Payment account question/suggestion

Hi,

1- I have two payment accounts for Brazilian National Bank Transfer added on Bitsquare.
2- I accepted an offer of selling bitcoins and clicked next (I didn’t choose the correct payment account on payment info)
3- The payment account that was selected is from my bank account that have no more limits to transfer this month.
4- I will do a transfer from my other bank account that is not on the contract. Will I have problems?

Suggestion: If users have more than one bank account, I think Bitsquare should allow select the two or more.

Your case makes me think if it should a more active decision which payment account you choose.

Strictly speaking, you’re breaking the contract by using a different bank account and therefore won’t receive btc + security deposit. You really shouldn’t do that.
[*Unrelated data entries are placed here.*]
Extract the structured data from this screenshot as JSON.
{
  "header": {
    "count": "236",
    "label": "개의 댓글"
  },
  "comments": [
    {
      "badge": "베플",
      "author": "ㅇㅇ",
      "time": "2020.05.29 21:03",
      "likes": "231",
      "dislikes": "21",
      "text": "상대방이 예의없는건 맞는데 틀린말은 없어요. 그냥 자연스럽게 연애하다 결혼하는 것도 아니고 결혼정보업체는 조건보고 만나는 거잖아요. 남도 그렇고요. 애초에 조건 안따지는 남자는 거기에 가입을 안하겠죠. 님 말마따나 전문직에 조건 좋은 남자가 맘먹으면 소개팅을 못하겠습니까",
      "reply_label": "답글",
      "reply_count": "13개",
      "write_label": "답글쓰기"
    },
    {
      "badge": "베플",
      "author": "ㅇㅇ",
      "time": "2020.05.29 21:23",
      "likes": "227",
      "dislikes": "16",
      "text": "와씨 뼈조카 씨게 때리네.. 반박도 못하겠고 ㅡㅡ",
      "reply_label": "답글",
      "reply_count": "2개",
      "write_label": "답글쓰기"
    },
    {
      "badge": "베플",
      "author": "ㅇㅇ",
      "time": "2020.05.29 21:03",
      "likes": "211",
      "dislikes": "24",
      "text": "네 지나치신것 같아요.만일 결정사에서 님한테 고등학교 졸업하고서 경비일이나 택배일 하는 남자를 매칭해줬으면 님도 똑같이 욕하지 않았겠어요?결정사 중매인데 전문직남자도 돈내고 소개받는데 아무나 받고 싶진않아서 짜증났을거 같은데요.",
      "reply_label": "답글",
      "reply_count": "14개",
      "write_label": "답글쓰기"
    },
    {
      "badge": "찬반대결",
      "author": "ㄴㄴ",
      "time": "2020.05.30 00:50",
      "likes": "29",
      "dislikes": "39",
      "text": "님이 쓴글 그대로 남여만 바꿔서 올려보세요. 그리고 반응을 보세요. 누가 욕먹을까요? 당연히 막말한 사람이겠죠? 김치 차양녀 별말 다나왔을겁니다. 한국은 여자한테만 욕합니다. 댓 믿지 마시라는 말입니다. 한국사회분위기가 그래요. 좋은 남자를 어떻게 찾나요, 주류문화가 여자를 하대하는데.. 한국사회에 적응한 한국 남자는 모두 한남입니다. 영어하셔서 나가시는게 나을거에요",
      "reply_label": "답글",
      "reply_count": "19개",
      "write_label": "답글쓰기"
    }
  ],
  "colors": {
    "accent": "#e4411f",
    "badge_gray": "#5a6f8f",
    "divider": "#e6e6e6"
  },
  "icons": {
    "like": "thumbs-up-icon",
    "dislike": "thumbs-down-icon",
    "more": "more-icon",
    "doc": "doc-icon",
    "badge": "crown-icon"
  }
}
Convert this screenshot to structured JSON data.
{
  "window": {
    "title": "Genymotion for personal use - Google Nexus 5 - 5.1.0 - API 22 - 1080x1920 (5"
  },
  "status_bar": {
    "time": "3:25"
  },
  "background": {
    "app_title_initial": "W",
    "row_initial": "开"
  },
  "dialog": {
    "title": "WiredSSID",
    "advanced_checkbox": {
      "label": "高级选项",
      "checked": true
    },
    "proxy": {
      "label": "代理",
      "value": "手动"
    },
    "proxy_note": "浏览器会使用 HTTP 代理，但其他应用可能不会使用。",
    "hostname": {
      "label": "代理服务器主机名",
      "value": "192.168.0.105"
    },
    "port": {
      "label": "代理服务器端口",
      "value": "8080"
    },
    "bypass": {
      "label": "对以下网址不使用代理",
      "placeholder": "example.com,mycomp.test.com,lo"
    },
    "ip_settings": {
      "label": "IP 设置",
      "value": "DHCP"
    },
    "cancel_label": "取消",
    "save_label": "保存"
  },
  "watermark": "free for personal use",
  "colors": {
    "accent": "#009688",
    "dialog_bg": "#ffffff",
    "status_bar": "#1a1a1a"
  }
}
  1. Your best way to solve that is that you transfer funds to the correct bank account an pay from there, if that is possible.
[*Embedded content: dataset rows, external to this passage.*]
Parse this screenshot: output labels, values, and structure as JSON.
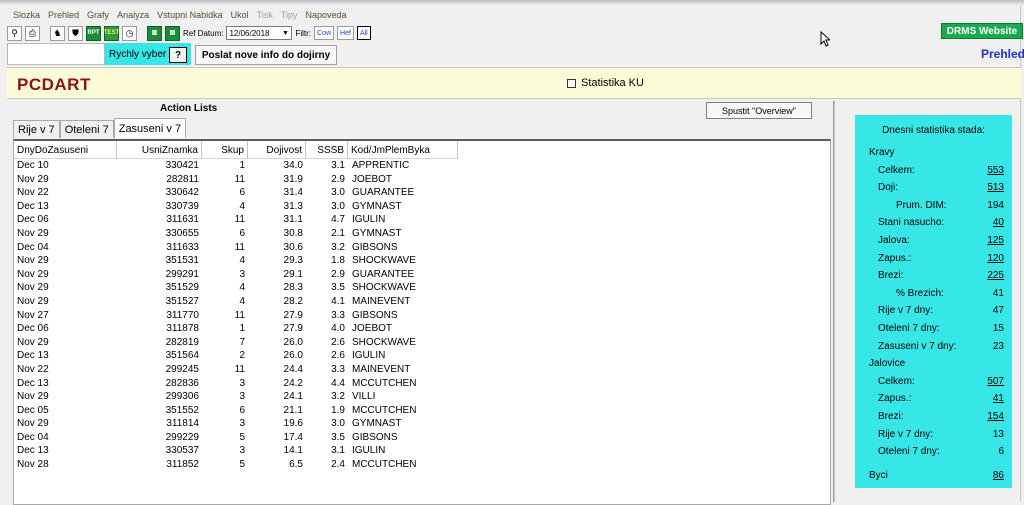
{
  "menu": [
    {
      "label": "Slozka",
      "disabled": false
    },
    {
      "label": "Prehled",
      "disabled": false
    },
    {
      "label": "Grafy",
      "disabled": false
    },
    {
      "label": "Analyza",
      "disabled": false
    },
    {
      "label": "Vstupni Nabidka",
      "disabled": false
    },
    {
      "label": "Ukol",
      "disabled": false
    },
    {
      "label": "Tisk",
      "disabled": true
    },
    {
      "label": "Tipy",
      "disabled": true
    },
    {
      "label": "Napoveda",
      "disabled": false
    }
  ],
  "toolbar": {
    "ref_label": "Ref Datum:",
    "ref_date": "12/06/2018",
    "filter_label": "Filtr:",
    "filters": [
      "Cow",
      "Hef",
      "All"
    ],
    "filter_active": "All",
    "green_btn1": "RPT",
    "green_btn2": "TEST"
  },
  "drms_button": "DRMS Website",
  "prehled_label": "Prehled",
  "quick": {
    "label": "Rychly vyber",
    "help": "?",
    "send_button": "Poslat nove info do dojirny"
  },
  "header": {
    "title": "PCDART",
    "checkbox_label": "Statistika KU"
  },
  "action": {
    "title": "Action Lists",
    "overview_button": "Spustit  \"Overview\"",
    "tabs": [
      "Rije v 7",
      "Oteleni 7",
      "Zasuseni v 7"
    ],
    "active_tab": "Zasuseni v 7",
    "columns": [
      "DnyDoZasuseni",
      "UsniZnamka",
      "Skup",
      "Dojivost",
      "SSSB",
      "Kod/JmPlemByka"
    ],
    "rows": [
      [
        "Dec 10",
        "330421",
        "1",
        "34.0",
        "3.1",
        "APPRENTIC"
      ],
      [
        "Nov 29",
        "282811",
        "11",
        "31.9",
        "2.9",
        "JOEBOT"
      ],
      [
        "Nov 22",
        "330642",
        "6",
        "31.4",
        "3.0",
        "GUARANTEE"
      ],
      [
        "Dec 13",
        "330739",
        "4",
        "31.3",
        "3.0",
        "GYMNAST"
      ],
      [
        "Dec 06",
        "311631",
        "11",
        "31.1",
        "4.7",
        "IGULIN"
      ],
      [
        "Nov 29",
        "330655",
        "6",
        "30.8",
        "2.1",
        "GYMNAST"
      ],
      [
        "Dec 04",
        "311633",
        "11",
        "30.6",
        "3.2",
        "GIBSONS"
      ],
      [
        "Nov 29",
        "351531",
        "4",
        "29.3",
        "1.8",
        "SHOCKWAVE"
      ],
      [
        "Nov 29",
        "299291",
        "3",
        "29.1",
        "2.9",
        "GUARANTEE"
      ],
      [
        "Nov 29",
        "351529",
        "4",
        "28.3",
        "3.5",
        "SHOCKWAVE"
      ],
      [
        "Nov 29",
        "351527",
        "4",
        "28.2",
        "4.1",
        "MAINEVENT"
      ],
      [
        "Nov 27",
        "311770",
        "11",
        "27.9",
        "3.3",
        "GIBSONS"
      ],
      [
        "Dec 06",
        "311878",
        "1",
        "27.9",
        "4.0",
        "JOEBOT"
      ],
      [
        "Nov 29",
        "282819",
        "7",
        "26.0",
        "2.6",
        "SHOCKWAVE"
      ],
      [
        "Dec 13",
        "351564",
        "2",
        "26.0",
        "2.6",
        "IGULIN"
      ],
      [
        "Nov 22",
        "299245",
        "11",
        "24.4",
        "3.3",
        "MAINEVENT"
      ],
      [
        "Dec 13",
        "282836",
        "3",
        "24.2",
        "4.4",
        "MCCUTCHEN"
      ],
      [
        "Nov 29",
        "299306",
        "3",
        "24.1",
        "3.2",
        "VILLI"
      ],
      [
        "Dec 05",
        "351552",
        "6",
        "21.1",
        "1.9",
        "MCCUTCHEN"
      ],
      [
        "Nov 29",
        "311814",
        "3",
        "19.6",
        "3.0",
        "GYMNAST"
      ],
      [
        "Dec 04",
        "299229",
        "5",
        "17.4",
        "3.5",
        "GIBSONS"
      ],
      [
        "Dec 13",
        "330537",
        "3",
        "14.1",
        "3.1",
        "IGULIN"
      ],
      [
        "Nov 28",
        "311852",
        "5",
        "6.5",
        "2.4",
        "MCCUTCHEN"
      ]
    ]
  },
  "stats": {
    "title": "Dnesni statistika stada:",
    "items": [
      {
        "label": "Kravy",
        "value": "",
        "link": false,
        "indent": 0,
        "gap": 0
      },
      {
        "label": "Celkem:",
        "value": "553",
        "link": true,
        "indent": 1,
        "gap": 0
      },
      {
        "label": "Doji:",
        "value": "513",
        "link": true,
        "indent": 1,
        "gap": 0
      },
      {
        "label": "Prum. DIM:",
        "value": "194",
        "link": false,
        "indent": 2,
        "gap": 0
      },
      {
        "label": "Stani nasucho:",
        "value": "40",
        "link": true,
        "indent": 1,
        "gap": 0
      },
      {
        "label": "Jalova:",
        "value": "125",
        "link": true,
        "indent": 1,
        "gap": 0
      },
      {
        "label": "Zapus.:",
        "value": "120",
        "link": true,
        "indent": 1,
        "gap": 0
      },
      {
        "label": "Brezi:",
        "value": "225",
        "link": true,
        "indent": 1,
        "gap": 0
      },
      {
        "label": "% Brezich:",
        "value": "41",
        "link": false,
        "indent": 2,
        "gap": 0
      },
      {
        "label": "Rije v 7 dny:",
        "value": "47",
        "link": false,
        "indent": 1,
        "gap": 0
      },
      {
        "label": "Oteleni 7 dny:",
        "value": "15",
        "link": false,
        "indent": 1,
        "gap": 0
      },
      {
        "label": "Zasuseni v 7 dny:",
        "value": "23",
        "link": false,
        "indent": 1,
        "gap": 0
      },
      {
        "label": "Jalovice",
        "value": "",
        "link": false,
        "indent": 0,
        "gap": 0
      },
      {
        "label": "Celkem:",
        "value": "507",
        "link": true,
        "indent": 1,
        "gap": 0
      },
      {
        "label": "Zapus.:",
        "value": "41",
        "link": true,
        "indent": 1,
        "gap": 0
      },
      {
        "label": "Brezi:",
        "value": "154",
        "link": true,
        "indent": 1,
        "gap": 0
      },
      {
        "label": "Rije v 7 dny:",
        "value": "13",
        "link": false,
        "indent": 1,
        "gap": 0
      },
      {
        "label": "Oteleni 7 dny:",
        "value": "6",
        "link": false,
        "indent": 1,
        "gap": 0
      },
      {
        "label": "Byci",
        "value": "86",
        "link": true,
        "indent": 0,
        "gap": 1
      }
    ]
  }
}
  2. Otherwise you can pay from the ‘wrong’ bank account and ‘hope’ that the seller doesn’t care and ‘confirms payment received’. But you have to notice that sellers are advised to not confirm if they receive money from a different acount as there is a chance it’s a scam attempt.

Hi,

I paid with a different bank and he released the bitcoins.
But I think something should be done by Bitsquare devs to avoild this kind of things. As I said, maybe add more than one bank account on contract.

Obs: I really didn’t know if the trade goes to disput, I’ll lose it.

Something should be done to improve this.

Thanks

I agree. It should be very clear which bank account you use.

You gotta understand that there are attacks (Man in the middle attacks) where the attacker tricks one person into paying for bitcoins the attacker receives. Therefore sellers shall only accept payments from specified accounts, using a distinct ‘reason for payment’.

Right now, there are no (as far as I know) scammers at bitsquare but it might become a problem in the future.

By the way, it’s the same procedure at other trading platforms. The process is very similar at bitcoin.de, for example.

Nevertheless, I’m glad it worked out for you as I’m sure you have no bad intentions.

Good point. Recently someone took my sell offer and it didn’t even occur to me to check bank details. I just looked at the trade ID and the amount in the incoming bank transfer, it matched and I released the BTC.

But I could see attacker A opening an account on Bitsquare, somehow finding a bitcoin buyer B elsewhere (LocalBitcoins, Craigslist, …) and at the same time accepting an offer from a bitcoin seller S on Bitsquare. Then A gets the bank details from S and gives those details to B to pay for the fake purchase from A. B thinks he is paying A, but in reality pays S, S receives payment and releases bitcoin to A.

So it’s important for S to see that the incoming transaction is, in fact, from A and not from B. However, since bank details are not verified on Bitsquare, what would prevent A from asking B about his banking details (“make sure I can match your incoming transfer”) and enter B’s details as his own on Bitsquare?

Risk by man-in-the-middle-attack is being adressed on Github.

In the upcoming version there is the bank details of the sender displayed at the confirm popup with an extra emphisis to only confirm payments if the bank details are matching.

Some banks show the tax registration number of the source of a transfer, which has gone through identity verification by the bank. Once you had a successful trade with someone, it should be enough to check for that number in subsequent trades, even with different bank accounts. Of course, this procedure is useless in the first trade.

On which country do you refer? In Europe (SEPA) I never saw any tax number.